No se puede entender el ascenso profesional de la cirugía en el siglo XVIII sin considerar las guerras napoleónicas, ni el crecimiento de la física atómica a principios del siglo XX sin las guerras mundiales, ni la industria aeroespacial fuera de la guerra fría. La rivalidad y la excepcionalidad de la guerra abonan el terreno para impulsar la tecnociencia como instrumento de poder sobre el adversario. Incluso más allá de los límites éticos, como puso de relieve la Alemania nazi. Las novedades bélicas tienen aplicaciones en tiempo de paz, como indica la expansión de las industrias de la salud desde la Segunda Guerra Mundial, verdadero punto de inflexión de la tecnología sanitaria. Los antibióticos, analgésicos, antipiréticos o las vitaminas son un ejemplo. Las industrias de la salud han hecho del espacio hospitalario el escenario de una verdadera revolución tecnológica.
Durante las guerras mundiales se hicieron experimentos con ultrasonidos. El sonar y el radar fueron empleados para detectar aviones enemigos. Al acabar la guerra, especialidades como la radiología, la urología, la neurología, la oftalmología o la ginecología se beneficiarían de nuevas tecnologías. En la Universidad de Glasgow se iniciaron experiencias para aplicar los ultrasonidos a la obstetricia con el fin de evitar las radiaciones ionizantes de los rayos X y el riesgo de malformaciones en el feto. En 1972 se comercializó el primer ecoscopio, que se extendió para exploraciones durante el embarazo.

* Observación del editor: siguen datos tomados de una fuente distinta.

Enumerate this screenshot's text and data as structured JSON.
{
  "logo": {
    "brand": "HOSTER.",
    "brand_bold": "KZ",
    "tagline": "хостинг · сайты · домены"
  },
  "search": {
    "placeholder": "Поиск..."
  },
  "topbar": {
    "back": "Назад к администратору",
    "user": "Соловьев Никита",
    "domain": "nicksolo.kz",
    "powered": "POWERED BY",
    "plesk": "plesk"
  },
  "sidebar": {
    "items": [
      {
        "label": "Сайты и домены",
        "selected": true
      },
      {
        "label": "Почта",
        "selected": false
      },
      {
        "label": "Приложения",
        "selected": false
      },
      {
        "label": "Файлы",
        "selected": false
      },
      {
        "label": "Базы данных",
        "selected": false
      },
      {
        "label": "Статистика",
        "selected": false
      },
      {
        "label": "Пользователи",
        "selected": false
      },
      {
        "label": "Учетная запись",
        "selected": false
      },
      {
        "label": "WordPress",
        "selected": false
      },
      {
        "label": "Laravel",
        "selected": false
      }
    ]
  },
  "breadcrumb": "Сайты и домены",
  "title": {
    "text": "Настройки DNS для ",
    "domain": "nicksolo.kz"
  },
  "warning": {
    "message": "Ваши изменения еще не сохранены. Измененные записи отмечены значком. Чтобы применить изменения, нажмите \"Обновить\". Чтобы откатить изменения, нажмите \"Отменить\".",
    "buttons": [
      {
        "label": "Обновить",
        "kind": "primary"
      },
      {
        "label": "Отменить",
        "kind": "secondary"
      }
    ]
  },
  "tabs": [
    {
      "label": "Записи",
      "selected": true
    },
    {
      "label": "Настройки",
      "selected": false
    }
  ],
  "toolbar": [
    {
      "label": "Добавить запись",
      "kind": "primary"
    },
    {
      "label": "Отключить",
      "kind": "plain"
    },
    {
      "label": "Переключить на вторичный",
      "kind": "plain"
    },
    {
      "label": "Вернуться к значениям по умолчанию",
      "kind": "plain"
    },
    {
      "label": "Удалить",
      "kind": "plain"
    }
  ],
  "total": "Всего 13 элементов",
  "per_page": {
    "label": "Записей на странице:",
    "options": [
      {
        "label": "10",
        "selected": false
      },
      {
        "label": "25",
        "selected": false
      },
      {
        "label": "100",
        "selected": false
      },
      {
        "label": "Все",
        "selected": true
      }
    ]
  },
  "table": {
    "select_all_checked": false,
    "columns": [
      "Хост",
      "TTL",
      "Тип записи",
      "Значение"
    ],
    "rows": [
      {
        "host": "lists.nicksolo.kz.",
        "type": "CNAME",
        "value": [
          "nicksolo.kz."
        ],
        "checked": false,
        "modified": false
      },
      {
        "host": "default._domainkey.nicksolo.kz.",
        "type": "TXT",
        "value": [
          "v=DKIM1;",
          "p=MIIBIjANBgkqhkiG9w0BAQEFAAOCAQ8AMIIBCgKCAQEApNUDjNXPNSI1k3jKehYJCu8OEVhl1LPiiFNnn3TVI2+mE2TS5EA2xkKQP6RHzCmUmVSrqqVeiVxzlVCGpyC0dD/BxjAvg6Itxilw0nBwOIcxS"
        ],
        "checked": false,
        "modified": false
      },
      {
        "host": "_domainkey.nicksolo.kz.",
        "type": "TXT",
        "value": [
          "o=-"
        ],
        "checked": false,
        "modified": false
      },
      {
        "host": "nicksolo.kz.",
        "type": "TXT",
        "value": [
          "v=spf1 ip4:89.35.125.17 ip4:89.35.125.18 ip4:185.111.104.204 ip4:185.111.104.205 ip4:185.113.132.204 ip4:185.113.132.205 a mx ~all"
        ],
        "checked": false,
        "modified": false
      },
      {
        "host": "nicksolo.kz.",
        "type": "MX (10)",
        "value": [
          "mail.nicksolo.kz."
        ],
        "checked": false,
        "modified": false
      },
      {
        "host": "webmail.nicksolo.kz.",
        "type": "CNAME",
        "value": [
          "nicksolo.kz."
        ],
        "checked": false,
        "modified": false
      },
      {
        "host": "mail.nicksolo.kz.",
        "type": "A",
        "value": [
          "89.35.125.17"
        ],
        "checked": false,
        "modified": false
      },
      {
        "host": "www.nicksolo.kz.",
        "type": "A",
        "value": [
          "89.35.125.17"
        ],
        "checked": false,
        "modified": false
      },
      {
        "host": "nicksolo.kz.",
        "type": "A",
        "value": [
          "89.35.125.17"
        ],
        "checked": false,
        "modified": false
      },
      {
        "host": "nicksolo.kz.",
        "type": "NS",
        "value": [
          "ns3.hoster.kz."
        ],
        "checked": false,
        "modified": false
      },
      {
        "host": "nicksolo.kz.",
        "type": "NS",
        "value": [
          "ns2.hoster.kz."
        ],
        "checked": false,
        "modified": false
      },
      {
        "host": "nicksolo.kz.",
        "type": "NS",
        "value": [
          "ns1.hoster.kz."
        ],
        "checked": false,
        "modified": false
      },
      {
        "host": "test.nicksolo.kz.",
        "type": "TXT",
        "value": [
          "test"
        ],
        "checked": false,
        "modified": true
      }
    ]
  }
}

El primer láser con aplicaciones médicas se fabricó en 1960. Los oftalmólogos lo aplicaron al desprendimiento de retina, mejorando los resultados inciertos de la fotocoagulación. Las posibilidades terapéuticas del láser despertaron el interés del Centro Médico Presbiteriano de Columbia y del grupo Optics Technology de la Universidad de Stanford, que introdujeron mejoras en los nuevos aparatos de argón, y eso amplió el uso a la cirugía, la otorrinolaringología y la gastroenterología.
«Las industrias de la salud han hecho del espacio hospitalario el escenario de una verdadera revolución tecnológica»
Entre 1940 y 1970 la tecnología sanitaria fue modificando la estructura industrial que la impulsaba, concentrándose en pocas empresas de gran tamaño. Hubo un punto de inflexión con la invención del CT scanner, surgido de la idea de asociar la física de partículas a la electrónica. A finales de los años 1960 se iniciaron los primeros pasos. Godfrey Hounsfield convenció a la discográfica EMI –que editaba la música de los Beatles– para fabricar el CT scanner. Los primeros escáneres se aplicaban a observar el interior del cráneo. El impacto comercial fue tan brutal que las pequeñas industrias tuvieron que abandonar el mercado frente al poder de las grandes empresas.
En la década de los setenta el camino no había hecho más que empezar. La microelectrónica y el desarrollo de materiales biocompatibles iniciaron una nueva línea espectacular de gran impacto en traumatología, ortopedia, cirugía de trasplantes y otros campos. La cooperación entre cirugía e ingeniería se iniciaba cuando un grupo de cirujanos de Minnesota encargaron a Medtronic un pequeño generador impulsado por una batería para aplicarlo a las intervenciones de cirugía cardíaca infantil. Medtronic pronto se convirtió en el mayor fabricante mundial de marcapasos.
Podríamos aportar ejemplos semejantes relativos al uso de la energía nuclear o la aeronáutica, que muestran que la guerra impulsa la innovación tecnológica. Pero no olvidemos también que la guerra tiene consecuencias negativas para la ciencia. Destruye las comunidades científicas, como pasó en 1939 en España, cuando un país científicamente y tecnológicamente integrado en la comunidad internacional se vio arruinado por el exilio, y en la poderosa Alemania, tras la aniquilación y el exilio judío. Además, en medicina, la revolución tecnológica ha devaluado la dimensión humana del paciente porque ha subordinado la relación médico-paciente a la tecnología. Una tecnología que siempre es cara y que genera desigualdades, lo que nos lleva a otro debate.